An American-led maritime coalition recently intercepted a fishing boat carrying weapons off the coast of Oman, according to news reports on Monday. U.S. officials suspect the boat was destined for Iranian-backed Houthi rebels in Yemen, and the U.S. Navy said it believes the boat set off from Iran with an Iranian crew. The announcement provides a timely reminder that, since signing the Joint Comprehensive Plan of Action nuclear deal last summer, Iran has continued to ship weapons to its violent proxies in the Arabian Peninsula.
The suspicious dhow was intercepted on February 27 by an Australian frigate under a multinational naval task force known as Combined Maritime Forces, which is led by the U.S. and based out of Bahrain. The ship was carrying 1,989 AK-47 assault rifles, 100 rocket-propelled grenade launchers, 49 machine guns, and 20 mortar tubes – a haul valued at over $2 million. Australia indicated that the dhow was “headed toward the Somalia coast,” and CNN reported the weapons may have been “headed to Yemen by way of Somalia.”
The February intercept was similar to an operation conducted in September 2015, when the Saudi-led military coalition in Yemen announced it had thwarted an attempt to smuggle weapons to Houthi militias. U.S. officials indicated that ship was registered to an Iranian national and that its cargo – which included Iranian and Russian-made anti-tank missiles – originated in Iran. A vessel from an unnamed Gulf Cooperation Council country which conducted that interception was operating under the Combined Maritime Forces coalition, with the assistance of an American destroyer. Again, that seized dhow’s crew claimed they were headed to Somalia when intercepted about 150 miles southeast of the Omani city of Salalah. Notably, the Omanis just inked a deal to increase Iranian shipping to Salalah.

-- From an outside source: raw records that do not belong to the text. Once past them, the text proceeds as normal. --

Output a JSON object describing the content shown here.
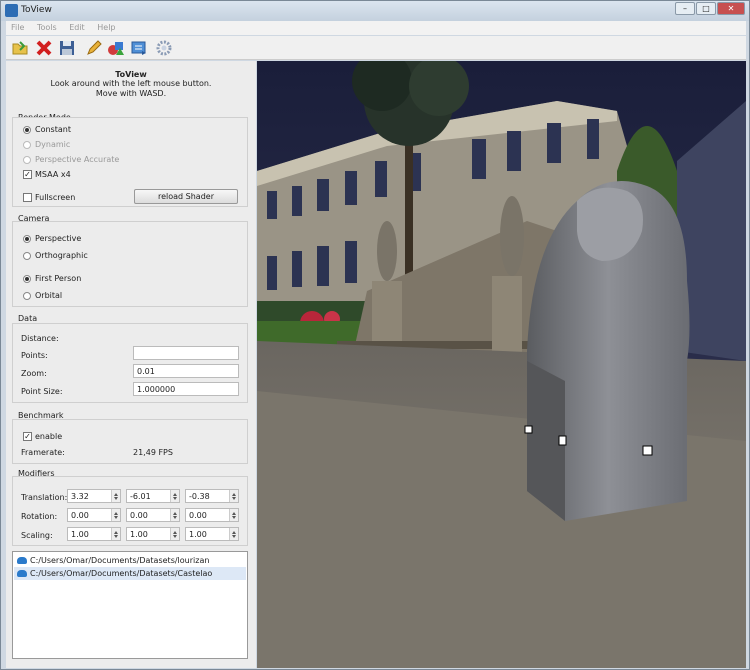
{
  "window": {
    "title": "ToView",
    "min": "–",
    "max": "□",
    "close": "✕"
  },
  "menu": [
    "File",
    "Tools",
    "Edit",
    "Help"
  ],
  "toolbar": {
    "icons": [
      "open-folder-icon",
      "delete-x-icon",
      "save-disk-icon",
      "pencil-icon",
      "shapes-icon",
      "export-icon",
      "settings-gear-icon"
    ]
  },
  "header": {
    "title": "ToView",
    "line1": "Look around with the left mouse button.",
    "line2": "Move with WASD."
  },
  "render_mode": {
    "label": "Render Mode",
    "options": [
      "Constant",
      "Dynamic",
      "Perspective Accurate"
    ],
    "selected": "Constant",
    "msaa_label": "MSAA x4",
    "msaa_checked": true,
    "fullscreen_label": "Fullscreen",
    "fullscreen_checked": false,
    "reload_label": "reload Shader"
  },
  "camera": {
    "label": "Camera",
    "projection": [
      "Perspective",
      "Orthographic"
    ],
    "projection_selected": "Perspective",
    "mode": [
      "First Person",
      "Orbital"
    ],
    "mode_selected": "First Person"
  },
  "data": {
    "label": "Data",
    "distance_label": "Distance:",
    "points_label": "Points:",
    "points_value": "",
    "zoom_label": "Zoom:",
    "zoom_value": "0.01",
    "pointsize_label": "Point Size:",
    "pointsize_value": "1.000000"
  },
  "benchmark": {
    "label": "Benchmark",
    "enable_label": "enable",
    "enable_checked": true,
    "framerate_label": "Framerate:",
    "framerate_value": "21,49 FPS"
  },
  "modifiers": {
    "label": "Modifiers",
    "translation_label": "Translation:",
    "translation": [
      "3.32",
      "-6.01",
      "-0.38"
    ],
    "rotation_label": "Rotation:",
    "rotation": [
      "0.00",
      "0.00",
      "0.00"
    ],
    "scaling_label": "Scaling:",
    "scaling": [
      "1.00",
      "1.00",
      "1.00"
    ]
  },
  "datasets": [
    {
      "path": "C:/Users/Omar/Documents/Datasets/lourizan",
      "selected": false
    },
    {
      "path": "C:/Users/Omar/Documents/Datasets/Castelao",
      "selected": true
    }
  ]
}
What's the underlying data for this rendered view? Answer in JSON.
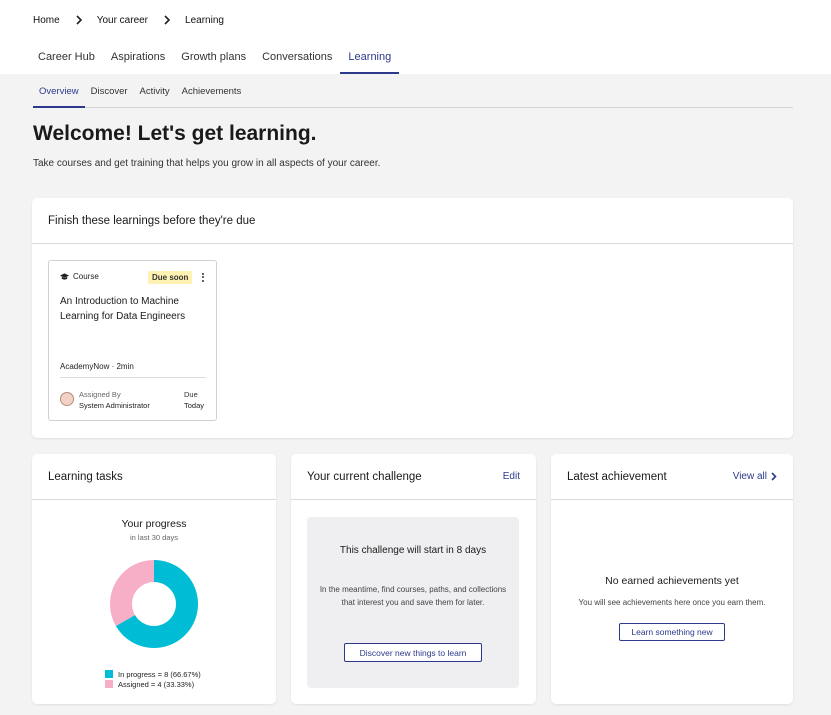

Every year since 2012, news outlets have reported on large maritime weapons shipments to Yemen’s Houthis from Iran. U.S. and Saudi officials also indicated last year that Tehran was sending military materiel on flights to Sanaa before the imposition of the Saudi-led military blockade. Since then, the U.S. Treasury has confirmed that Iran continued to supply weapons to extremist groups in Yemen.
Yemen is not the only destination for Iranian weapons in the Arabian Peninsula. In August 2015, for example, Kuwait’s Interior Ministry discovered a weapons cache that included over 40,000 pounds of ammunition, 300 pounds of explosives, and 200 hand grenades. A Kuwaiti court ruled last year that the leader of the smuggling cell had arranged with Iran’s Islamic Revolutionary Guard Corps (IRGC) to bring arms and explosives into Kuwait. He was convicted of smuggling and spying for Hezbollah and Iran.
Similarly, the State Department confirmed in 2014 that the Bahraini Coast Guard had interdicted a speedboat trying to smuggle weapons and Iranian explosives, and that during questioning, the suspects had admitted to undergoing paramilitary training in Iran. Since then, Bahraini authorities have announced the capture of other explosives they said bore clear similarities to those used by the IRGC. The Bahrainis also claim to have thwarted a July 2015 effort to smuggle enough explosives by boat from Iran to “obliterate” the capital district of Manama.
Not even Saudi Arabia is immune: in October 2015, Riyadh’s foreign minister accused the Islamic Republic of trying to smuggle explosives into the kingdom. The Saudis reportedly intercepted a smuggled shipment of armor-piercing explosively formed penetrators several months earlier from Bahrain by an Iranian-backed Shiite terrorist group.
When President Obama hosted top officials from the six Arab Gulf monarchies at Camp David last year, he offered them a range of defense pledges to allay their fears about intensified Iranian aggression in the wake of the nuclear deal, including training and assistance to combat weapons smuggling. Given Iran’s continued weapons smuggling into the Arabian Peninsula, it seems that even more is needed.